Assim como milhões de pessoas, estive acompanhando obsessivamente as notícias de Paris, deixando de lado outras coisas para me concentrar no horror. É a reação humana natural. Mas sejamos claros: também é a reação que os terroristas querem. E isso é algo que nem todo mundo parece compreender.

Vejam, por exemplo, a declaração de Jeb Bush de que "esta é uma tentativa organizada de destruir a civilização ocidental". Não, não é. É uma tentativa organizada de semear o pânico, o que absolutamente não é a mesma coisa. E comentários como esse, que borram essa distinção e fazem os terroristas parecerem mais poderosos do que são, apenas ajudam à causa dos jihadistas.

Pensem, por um momento, no que é a França e o que ela representa.
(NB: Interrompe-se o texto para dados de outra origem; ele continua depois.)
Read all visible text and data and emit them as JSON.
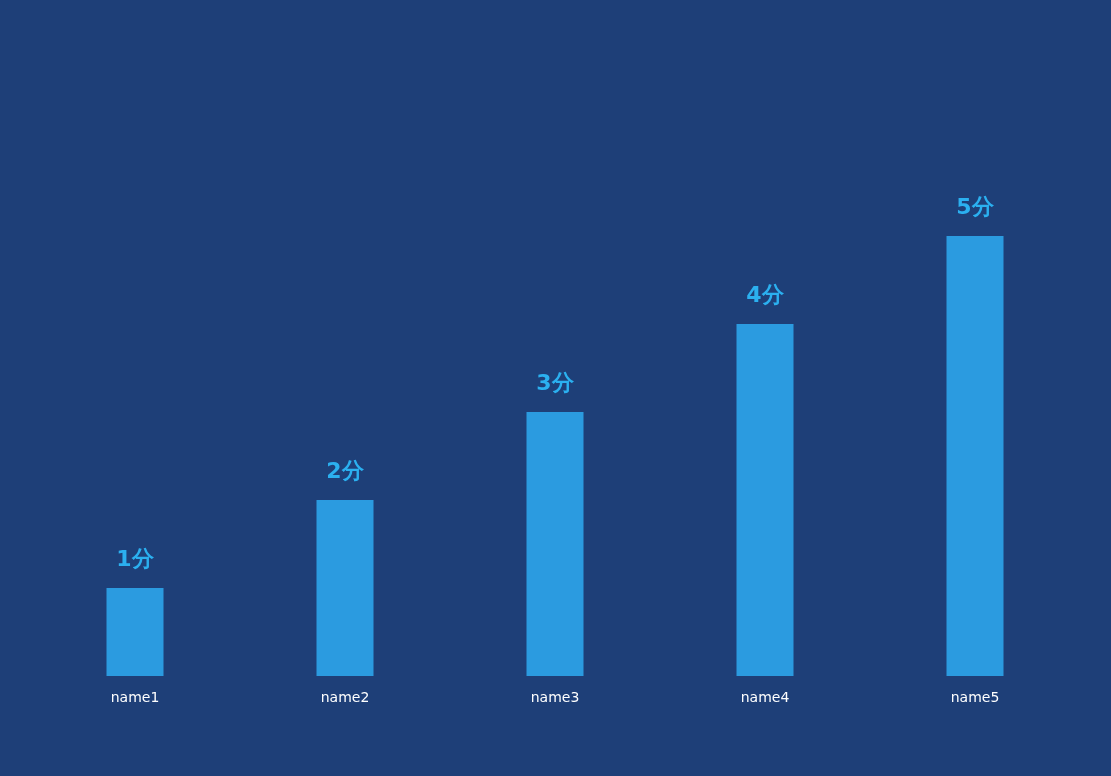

O país tem seus problemas (qual não tem?), mas é uma democracia robusta, com uma profunda reserva de legitimidade popular. Seu orçamento de defesa é pequeno comparado com o americano, mas de qualquer modo o país mantém uma poderosa força militar e possui recursos para tornar esses militares muito mais fortes, se quiser (a economia francesa é mais ou menos 20 vezes maior que a da Síria).

A França não vai ser conquistada pelo Estado Islâmico, nem agora nem nunca. Destruir a civilização ocidental? Sem chances.
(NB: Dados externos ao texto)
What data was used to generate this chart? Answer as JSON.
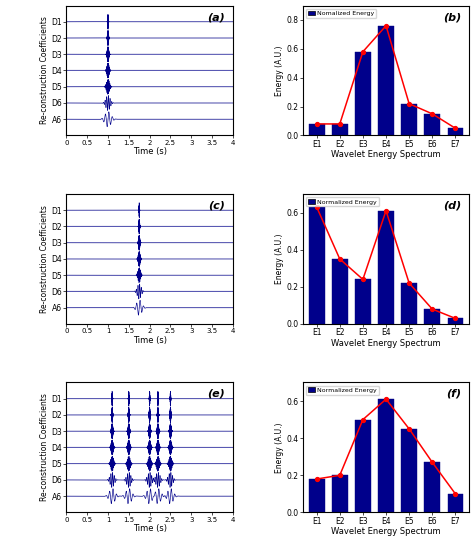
{
  "panel_labels": [
    "(a)",
    "(b)",
    "(c)",
    "(d)",
    "(e)",
    "(f)"
  ],
  "wt_labels": [
    "D1",
    "D2",
    "D3",
    "D4",
    "D5",
    "D6",
    "A6"
  ],
  "time_range": [
    0,
    4
  ],
  "time_ticks": [
    0,
    0.5,
    1,
    1.5,
    2,
    2.5,
    3,
    3.5,
    4
  ],
  "xlabel_wt": "Time (s)",
  "ylabel_wt": "Re-construction Coefficients",
  "xlabel_energy": "Wavelet Energy Spectrum",
  "ylabel_energy": "Energy (A.U.)",
  "energy_labels": [
    "E1",
    "E2",
    "E3",
    "E4",
    "E5",
    "E6",
    "E7"
  ],
  "bar_color": "#00008B",
  "line_color": "#FF0000",
  "legend_labels": [
    "Nomalized Energy",
    "Normalized Energy",
    "Normalized Energy"
  ],
  "energy_a": [
    0.08,
    0.08,
    0.58,
    0.76,
    0.22,
    0.15,
    0.05
  ],
  "energy_d": [
    0.63,
    0.35,
    0.24,
    0.61,
    0.22,
    0.08,
    0.03
  ],
  "energy_f": [
    0.18,
    0.2,
    0.5,
    0.61,
    0.45,
    0.27,
    0.1
  ],
  "ylim_a": [
    0,
    0.9
  ],
  "ylim_d": [
    0,
    0.7
  ],
  "ylim_f": [
    0,
    0.7
  ],
  "yticks_a": [
    0.0,
    0.2,
    0.4,
    0.6,
    0.8
  ],
  "yticks_d": [
    0.0,
    0.2,
    0.4,
    0.6
  ],
  "yticks_f": [
    0.0,
    0.2,
    0.4,
    0.6
  ],
  "panel_a_event_time": 1.0,
  "panel_c_event_time": 1.75,
  "panel_e_event_times": [
    1.1,
    1.5,
    2.0,
    2.2,
    2.5
  ],
  "signal_color": "#00008B",
  "wt_line_widths": [
    0.5,
    0.5,
    0.5,
    0.5,
    0.5,
    0.5,
    0.5
  ],
  "wt_freqs_a": [
    80,
    40,
    20,
    10,
    5,
    2.5,
    1.2
  ],
  "wt_widths_a": [
    8,
    12,
    18,
    25,
    35,
    50,
    70
  ],
  "wt_amps_a": [
    1.0,
    0.8,
    1.0,
    0.9,
    0.6,
    0.45,
    0.15
  ],
  "wt_freqs_c": [
    80,
    40,
    20,
    10,
    5,
    2.5,
    1.2
  ],
  "wt_widths_c": [
    6,
    10,
    15,
    22,
    30,
    45,
    60
  ],
  "wt_amps_c": [
    0.3,
    0.5,
    0.9,
    0.85,
    0.55,
    0.3,
    0.08
  ],
  "wt_freqs_e": [
    80,
    40,
    20,
    10,
    5,
    2.5,
    1.2
  ],
  "wt_widths_e": [
    7,
    11,
    17,
    24,
    33,
    48,
    65
  ],
  "wt_amps_e": [
    0.7,
    0.9,
    1.0,
    0.95,
    0.65,
    0.5,
    0.25
  ]
}
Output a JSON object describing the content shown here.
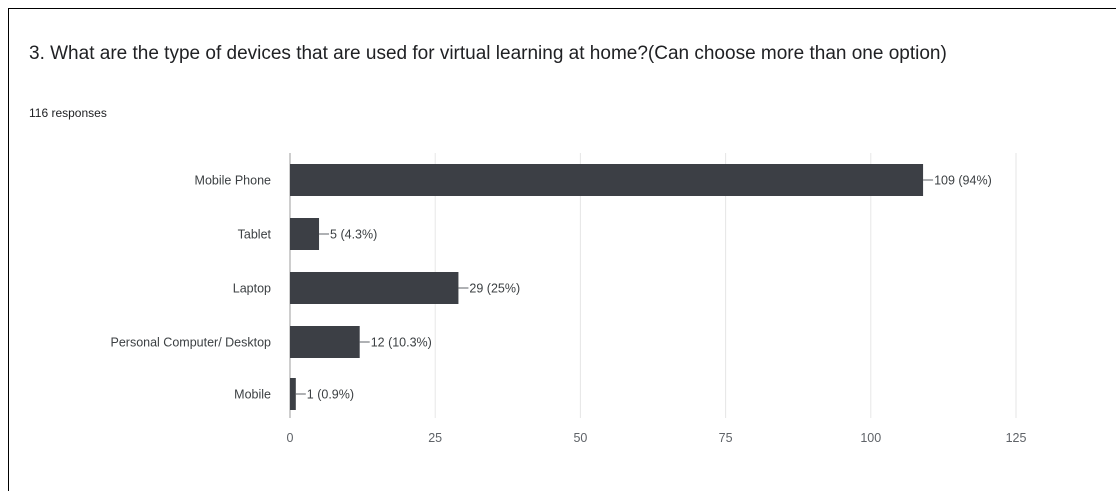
{
  "question": {
    "title": "3. What are the type of devices that are used for virtual learning at home?(Can choose more than one option)",
    "responses": "116 responses"
  },
  "colors": {
    "bar": "#3c3f45",
    "grid": "#e6e6e6",
    "axis": "#9e9e9e"
  },
  "chart_data": {
    "type": "bar",
    "orientation": "horizontal",
    "categories": [
      "Mobile Phone",
      "Tablet",
      "Laptop",
      "Personal Computer/ Desktop",
      "Mobile"
    ],
    "values": [
      109,
      5,
      29,
      12,
      1
    ],
    "data_labels": [
      "109 (94%)",
      "5 (4.3%)",
      "29 (25%)",
      "12 (10.3%)",
      "1 (0.9%)"
    ],
    "xlim": [
      0,
      125
    ],
    "xticks": [
      0,
      25,
      50,
      75,
      100,
      125
    ],
    "grid": true,
    "legend": "none",
    "title": "",
    "xlabel": "",
    "ylabel": ""
  }
}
Então o que foi o ataque de sexta-feira? Matar pessoas aleatórias em restaurantes e shows é uma estratégia que reflete a fraqueza fundamental de seus perpetradores. Isso não vai estabelecer um califado em Paris. O que pode fazer, contudo, é inspirar medo, e é por isso que o chamamos de terrorismo, e não devemos dignificá-lo com o nome de guerra.

A questão não é minimizar o terror. Não, é enfatizar que o maior perigo que o terrorismo representa para nossa sociedade não vem diretamente do mal infligido, mas das reações erradas que possa inspirar. E é crucial perceber que há inúmeras maneiras como a reação pode ser errada.

Certamente seria muito ruim se a França ou outras democracias reagissem ao terrorismo com conciliação --se, por exemplo, os franceses se retirassem do esforço internacional contra o EI (Estado islâmico) na vã esperança de que os jihadistas os deixassem em paz. E não direi que não há possíveis conciliadores por aí; na verdade, há algumas pessoas decididas a acreditar que o imperialismo ocidental é a raiz de todos os males, e que tudo ficaria bem se parássemos de interferir.

Mas é difícil encontrar exemplos reais de políticos da corrente dominante, quanto mais governos, cedendo às exigências dos terroristas. A maioria das acusações de conciliação nos EUA parece visar os liberais que não usam o que os conservadores consideram uma linguagem suficientemente firme.

Um risco muito maior, na prática, é que os alvos do terrorismo tentem alcançar a segurança perfeita eliminando toda ameaça concebível --uma reação que inevitavelmente piora as coisas, porque é um mundo grande e complexo, e nem mesmo as superpotências podem consertar tudo.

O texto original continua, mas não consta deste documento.